Phil, a native of Pennsylvania, earned his B.A. in English with honors, and Phi Beta Kappa distinction, from the University of Pennsylvania in 1950. After his undergraduate work, he received his M.A. in comparative literature from the University of North Carolina in 1951 and went on to receive his Ph.D. in classical languages and archaeology at Yale University in 1959.

Before joining the faculty at Dickinson in 1963, Phil was a missionary teacher at the Ezel Mission School in Kentucky and also taught at the University of Missouri, the Ohio State University and at the University of Pennsylvania. He was appointed the chair of the department of classical studies in 1965 and was appointed the Asbury J. Clarke Chair of Latin in 1971. After 27 years of teaching at Dickinson, Phil retired in 1990 at which time he was awarded professor emeritus of classical languages and emeritus Asbury J. Clarke Chair of Latin.

Phil was beloved by students across the years for his expertise, lively and challenging classroom, and his deep interest in his students. Under his tutelage the study of the classics at Dickinson grew and flourished. He established a curriculum founded on Greek and Latin majors and insisted that the study of Biblical Hebrew be included in the curriculum. This earned him quite a reputation in the field, and he was often invited as an outside evaluator and consultant for undergraduate classics programs across the country.

Phil received many awards and honors during his career including Honorable Mention by the Distinguished Teacher Award Committee of the National Association of Schools and Colleges of the United Methodist Church in 1974. He was also the first winner of the Constance and Rose Ganoe Memorial Award for inspirational teaching in 1969, which he promptly used to assist in establishing the John David Wright III Memorial Scholarship in Classical Studies. He went on to receive the Ganoe Award two additional times in 1973 and 1981, making him the only three-time winner of this student-voted prize.

While at Dickinson, Phil served on various committees and also served as Faculty Secretary in 1966-68. He often assisted in preparing the Latin wording for the honorary degrees that were given at Commencement every year as well as assisted with the planning of the Baccalaureate Ceremony. Phil also established the Philip N. Lockhart Book Prize in Classical Studies that is still awarded to an outstanding graduate majoring in classical studies today. In addition to these and many other commitments at Dickinson, he was president of the Philadelphia Classical Society and the Pennsylvania Classical Association, a member of the American Philological Association, a founding member of the South Central Pennsylvania Chapter of the Archaeological Institute of America, and served on evaluation teams for the Pennsylvania Department of Public Instruction.

Phil was a member of the Second Presbyterian Church in Carlisle and served several terms as an elder as well as 40 years as a member of its Sanctuary Choir. Additionally, he taught in the community Sunday School teacher training programs and served on the Presbytery Committee on Christian Vocations and Candidate Review.

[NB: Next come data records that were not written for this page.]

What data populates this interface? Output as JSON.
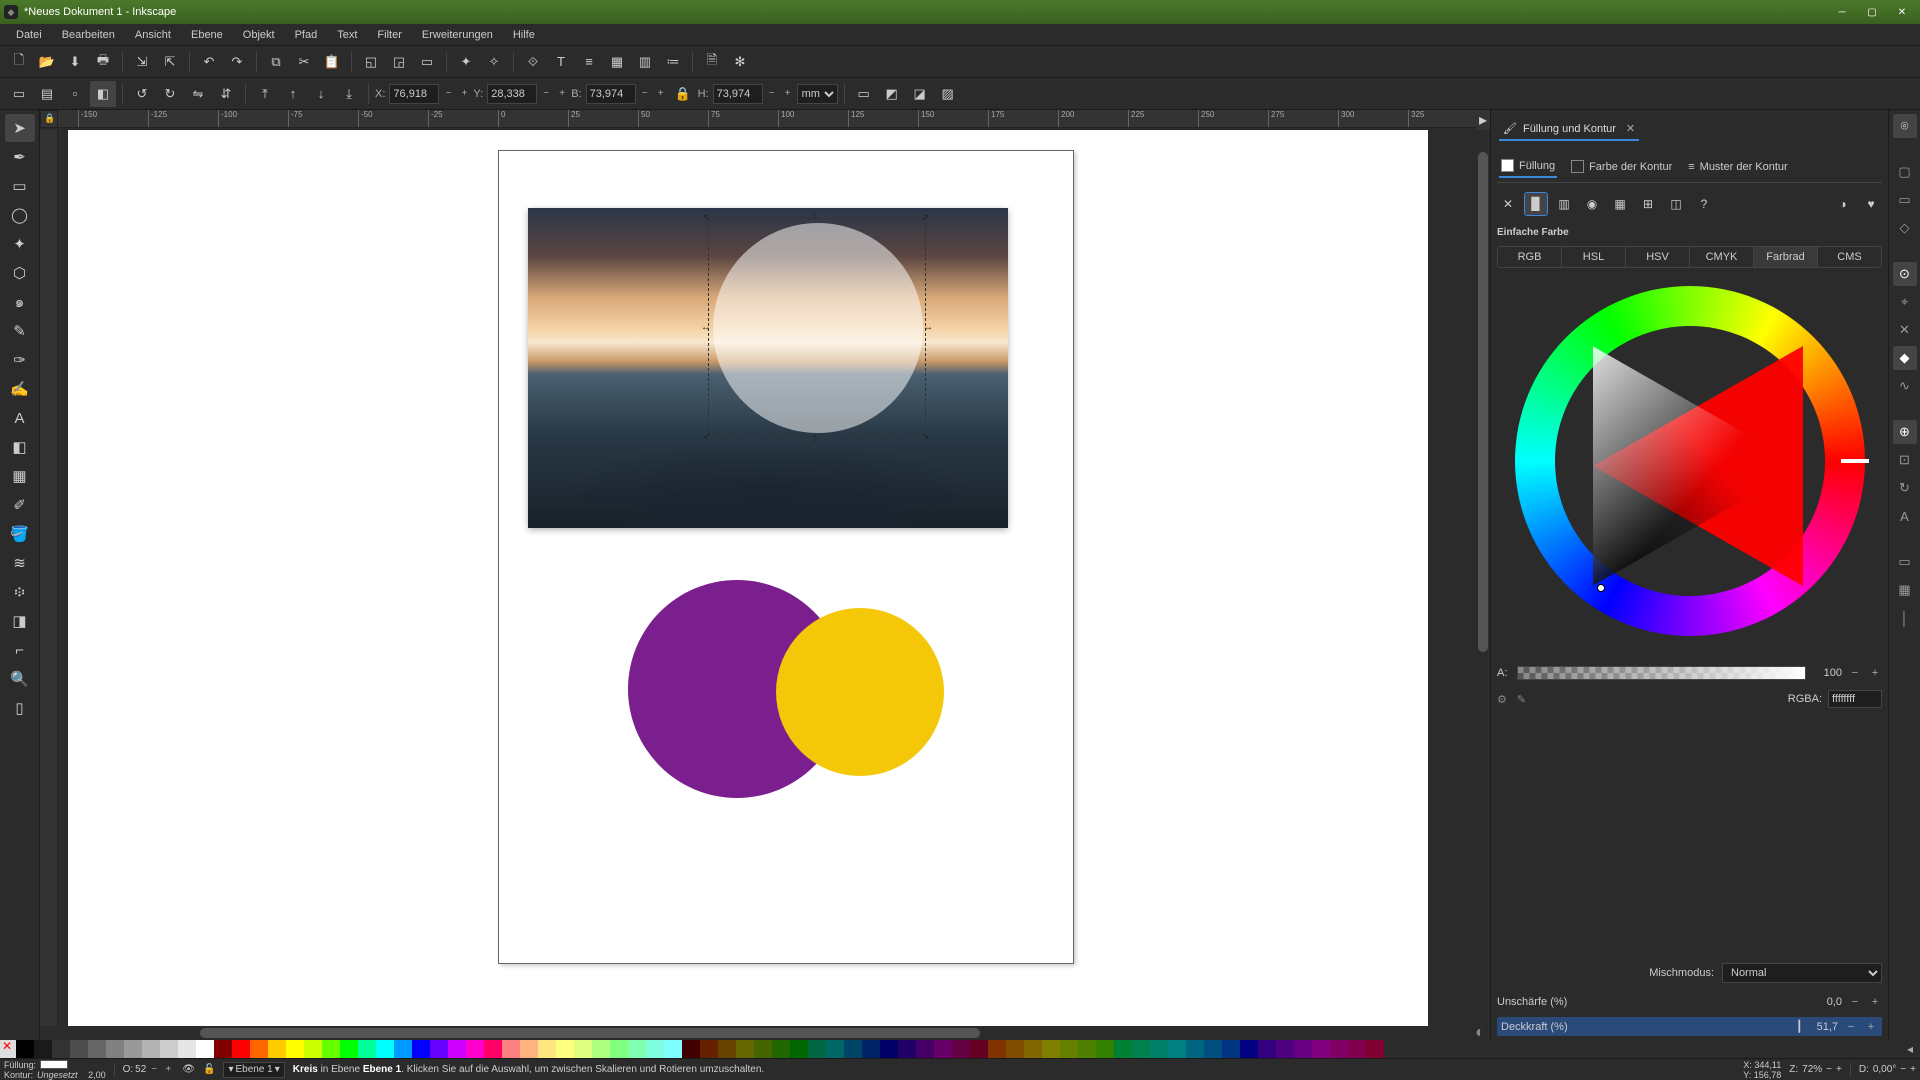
{
  "window": {
    "title": "*Neues Dokument 1 - Inkscape"
  },
  "menu": [
    "Datei",
    "Bearbeiten",
    "Ansicht",
    "Ebene",
    "Objekt",
    "Pfad",
    "Text",
    "Filter",
    "Erweiterungen",
    "Hilfe"
  ],
  "toolbar2": {
    "X_label": "X:",
    "X": "76,918",
    "Y_label": "Y:",
    "Y": "28,338",
    "B_label": "B:",
    "B": "73,974",
    "H_label": "H:",
    "H": "73,974",
    "units": "mm"
  },
  "ruler_ticks": [
    "-150",
    "-125",
    "-100",
    "-75",
    "-50",
    "-25",
    "0",
    "25",
    "50",
    "75",
    "100",
    "125",
    "150",
    "175",
    "200",
    "225",
    "250",
    "275",
    "300",
    "325"
  ],
  "panel": {
    "title": "Füllung und Kontur",
    "tabs": {
      "fill": "Füllung",
      "stroke_paint": "Farbe der Kontur",
      "stroke_style": "Muster der Kontur"
    },
    "flat_color_label": "Einfache Farbe",
    "color_modes": [
      "RGB",
      "HSL",
      "HSV",
      "CMYK",
      "Farbrad",
      "CMS"
    ],
    "alpha_label": "A:",
    "alpha_value": "100",
    "rgba_label": "RGBA:",
    "rgba_value": "ffffffff",
    "blend_label": "Mischmodus:",
    "blend_value": "Normal",
    "blur_label": "Unschärfe (%)",
    "blur_value": "0,0",
    "opacity_label": "Deckkraft (%)",
    "opacity_value": "51,7"
  },
  "status": {
    "fill_label": "Füllung:",
    "stroke_label": "Kontur:",
    "stroke_value": "Ungesetzt",
    "stroke_width": "2,00",
    "o_label": "O:",
    "o_value": "52",
    "layer_label": "Ebene 1",
    "object_type": "Kreis",
    "msg_prefix": "in Ebene",
    "msg_layer": "Ebene 1",
    "msg_rest": ". Klicken Sie auf die Auswahl, um zwischen Skalieren und Rotieren umzuschalten.",
    "X_label": "X:",
    "X": "344,11",
    "Y_label": "Y:",
    "Y": "156,78",
    "Z_label": "Z:",
    "Z": "72%",
    "D_label": "D:",
    "D": "0,00°"
  },
  "palette_colors": [
    "#000000",
    "#1a1a1a",
    "#333333",
    "#4d4d4d",
    "#666666",
    "#808080",
    "#999999",
    "#b3b3b3",
    "#cccccc",
    "#e6e6e6",
    "#ffffff",
    "#800000",
    "#ff0000",
    "#ff6600",
    "#ffcc00",
    "#ffff00",
    "#ccff00",
    "#66ff00",
    "#00ff00",
    "#00ff99",
    "#00ffff",
    "#0099ff",
    "#0000ff",
    "#6600ff",
    "#cc00ff",
    "#ff00cc",
    "#ff0066",
    "#ff8080",
    "#ffb380",
    "#ffe680",
    "#ffff80",
    "#e0ff80",
    "#b0ff80",
    "#80ff80",
    "#80ffb0",
    "#80ffe0",
    "#80ffff",
    "#400000",
    "#662200",
    "#664400",
    "#666600",
    "#446600",
    "#226600",
    "#006600",
    "#006644",
    "#006666",
    "#004466",
    "#002266",
    "#000066",
    "#220066",
    "#440066",
    "#660066",
    "#660044",
    "#660022",
    "#803300",
    "#804d00",
    "#806600",
    "#808000",
    "#668000",
    "#4d8000",
    "#338000",
    "#008033",
    "#00804d",
    "#008066",
    "#008080",
    "#006680",
    "#004d80",
    "#003380",
    "#000080",
    "#330080",
    "#4d0080",
    "#660080",
    "#800080",
    "#800066",
    "#80004d",
    "#800033"
  ],
  "chart_data": null
}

A ceremony of committal will be held at the Gilgal Presbyterian Church cemetery, 638 Gilgal Road, Marion Center, Pennsylvania on Friday, February 25, 2011 at 11 a.m. A memorial service will be held at Second Presbyterian Church, 528 Garland Drive, Carlisle on Friday, March 4, 2011 at 11 a.m.

Please join me in expressing our most sincere sadness over this loss to the Dickinson community and in celebrating the many years Phil gave in devoted service to the college.